Assuming I have an x-core processor, does splitting the processing into x threads actually speed things up?...or would the management overhead of these threads negate it assuming that I am looking for a throughput of 20fps (I assume that will affect the answer you give as it should give you an indication of how much processing will be done per thread)
Would multithreading help here?
Are there any tips for increasing the speed of OpenCV specifically, or any pitfalls that I might be falling into that reduce speed.
Thanks.
The easier way, I think, could be pipelining frame operations.
You could work with a thread pool, allocating sequentially a frame memory buffer to the first available thread, to be released to pool when the algorithm step on the associated frame has completed.
This could leave practically unchanged your current (debugged :) algorithm, but will require substantially more memory for buffering intermediate results.
Of course, without details about your task, it's hard to say if this is appropriate...
There is one important thing about increasing speed in OpenCV not related to processor nor algorithm and it is avoiding extra copying when dealing with matrices. I will give you an example taken from the documentation:
"...by constructing a header for a part of another matrix. It can be a
single row, single column, several rows, several columns, rectangular
region in the matrix (called a minor in algebra) or a diagonal. Such
operations are also O(1), because the new header will reference the
same data. You can actually modify a part of the matrix using this
feature, e.g."
// add 5-th row, multiplied by 3 to the 3rd row
M.row(3) = M.row(3) + M.row(5)*3;
// now copy 7-th column to the 1-st column
// M.col(1) = M.col(7); // this will not work
Mat M1 = M.col(1);
M.col(7).copyTo(M1);
Maybe you already knew this issue but I think it is important to highlight headers in openCV as an important and efficient coding tool.
Assuming I have an x-core processor, does splitting the processing into x threads actually speed things up?
Yes, although it very heavily depends on the particular algorithm being used, as well as your skill in writing threaded code to handle things like synchronization.
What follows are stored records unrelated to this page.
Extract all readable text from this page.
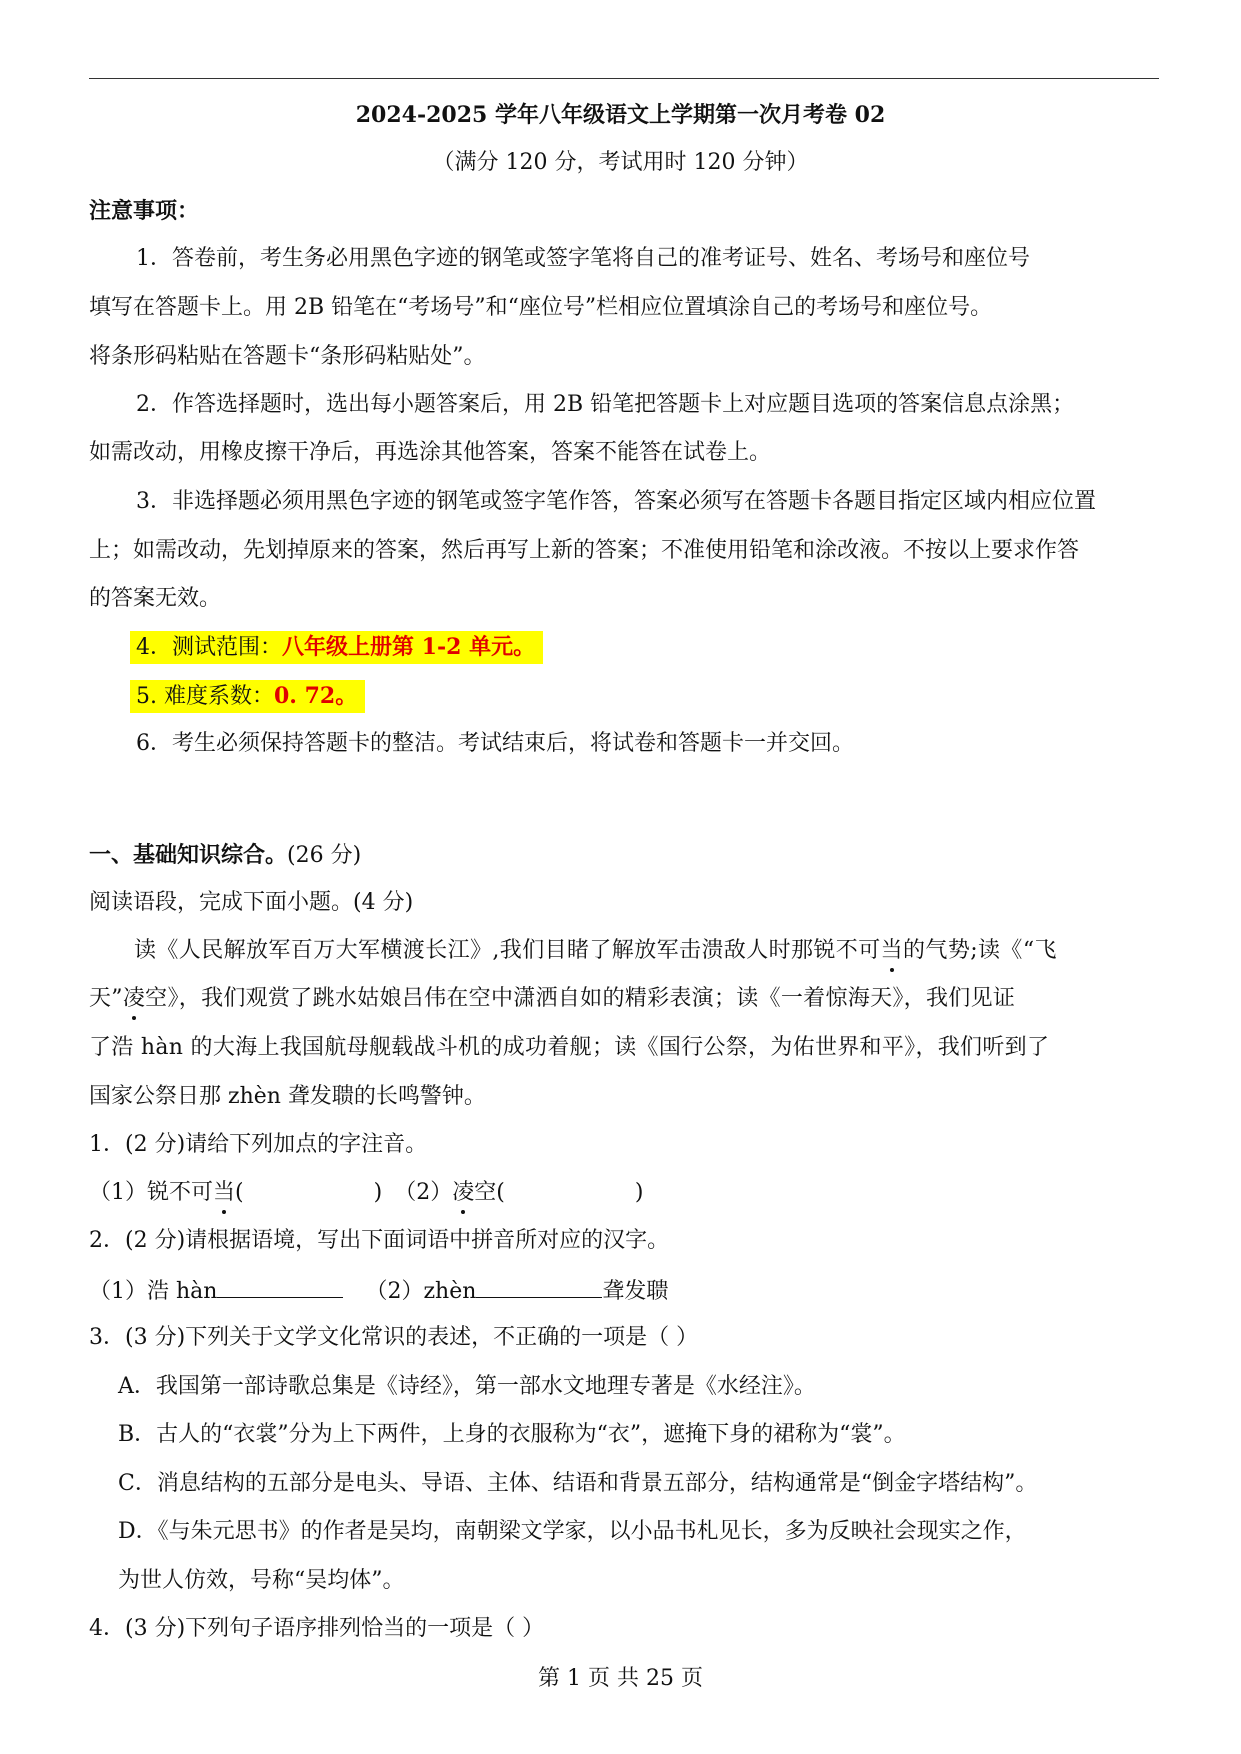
2024-2025 学年八年级语文上学期第一次月考卷 02
（满分 120 分，考试用时 120 分钟）
注意事项：
1．答卷前，考生务必用黑色字迹的钢笔或签字笔将自己的准考证号、姓名、考场号和座位号
填写在答题卡上。用 2B 铅笔在“考场号”和“座位号”栏相应位置填涂自己的考场号和座位号。
将条形码粘贴在答题卡“条形码粘贴处”。
2．作答选择题时，选出每小题答案后，用 2B 铅笔把答题卡上对应题目选项的答案信息点涂黑；
如需改动，用橡皮擦干净后，再选涂其他答案，答案不能答在试卷上。
3．非选择题必须用黑色字迹的钢笔或签字笔作答，答案必须写在答题卡各题目指定区域内相应位置
上；如需改动，先划掉原来的答案，然后再写上新的答案；不准使用铅笔和涂改液。不按以上要求作答
的答案无效。
4．测试范围：八年级上册第 1-2 单元。
5. 难度系数：0. 72。
6．考生必须保持答题卡的整洁。考试结束后，将试卷和答题卡一并交回。
一、基础知识综合。(26 分)
阅读语段，完成下面小题。(4 分)
读《人民解放军百万大军横渡长江》,我们目睹了解放军击溃敌人时那锐不可当的气势;读《“飞
天”凌空》，我们观赏了跳水姑娘吕伟在空中潇洒自如的精彩表演；读《一着惊海天》，我们见证
了浩 hàn 的大海上我国航母舰载战斗机的成功着舰；读《国行公祭，为佑世界和平》，我们听到了
国家公祭日那 zhèn 聋发聩的长鸣警钟。
1．(2 分)请给下列加点的字注音。
（1）锐不可当(	) （2）凌空(	)
2．(2 分)请根据语境，写出下面词语中拼音所对应的汉字。
（1）浩 hàn	（2）zhèn	聋发聩
3．(3 分)下列关于文学文化常识的表述，不正确的一项是（ ）
A．我国第一部诗歌总集是《诗经》，第一部水文地理专著是《水经注》。
B．古人的“衣裳”分为上下两件，上身的衣服称为“衣”，遮掩下身的裙称为“裳”。
C．消息结构的五部分是电头、导语、主体、结语和背景五部分，结构通常是“倒金字塔结构”。
D．《与朱元思书》的作者是吴均，南朝梁文学家，以小品书札见长，多为反映社会现实之作，
为世人仿效，号称“吴均体”。
4．(3 分)下列句子语序排列恰当的一项是（ ）
第 1 页 共 25 页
You didn't really provide enough detail to make a better assessment than that.
Some algorithms are extremely easy to parallelize, like ones that have the form:
for (i=0; i < DATA_SIZE; i++)
{
output[i] = f(input[i]);
}
for some function f. These are known as embarassingly parallelizable; you can simply split the data into N blocks and have N threads process each block individually. Libraries like OpenMP make this kind of threading extremely simple.
Unless the particular algorithm you are using is already optimized for a multithreaded/parallel platform, throwing it at an x-core processor will do nothing for you. The algorithm has to be inherently threadable to benefit from multiple threads. But if it wasn't designed with that in mind, it would have to be altered. On the other hand, many image processing algorithms are "embarassingly-parallel", at least in concept. Can you share more details about the algorithm you have in mind?
If your threads can operate on different data, it would seem reasonable to thread it off, perhaps queueing each frame object to a thread pool. You may have to add sequence numbers to the frame objects to ensure that the processed frames emerging from the pool are delivered in the same order they went in.
As example code for multi-threaded image processing with OpenCV, you might want to check out my code:
https://github.com/vmlaker/sherlock-cpp
It's what I came up with wanting to take advantage of x-core CPU to improve performance of object detection. The detect program is basically a parallel algorithm that distributes tasks among multiple threads, a separate pipelined thread for every task:
Allocation of frame memory and video capture.
Object detection (one thread per each Haar classifier.)
Augmenting output with detection result and displaying the frame.
Memory deallocation.
With memory for every captured frame shared between all threads, I got great performance and CPU utilization.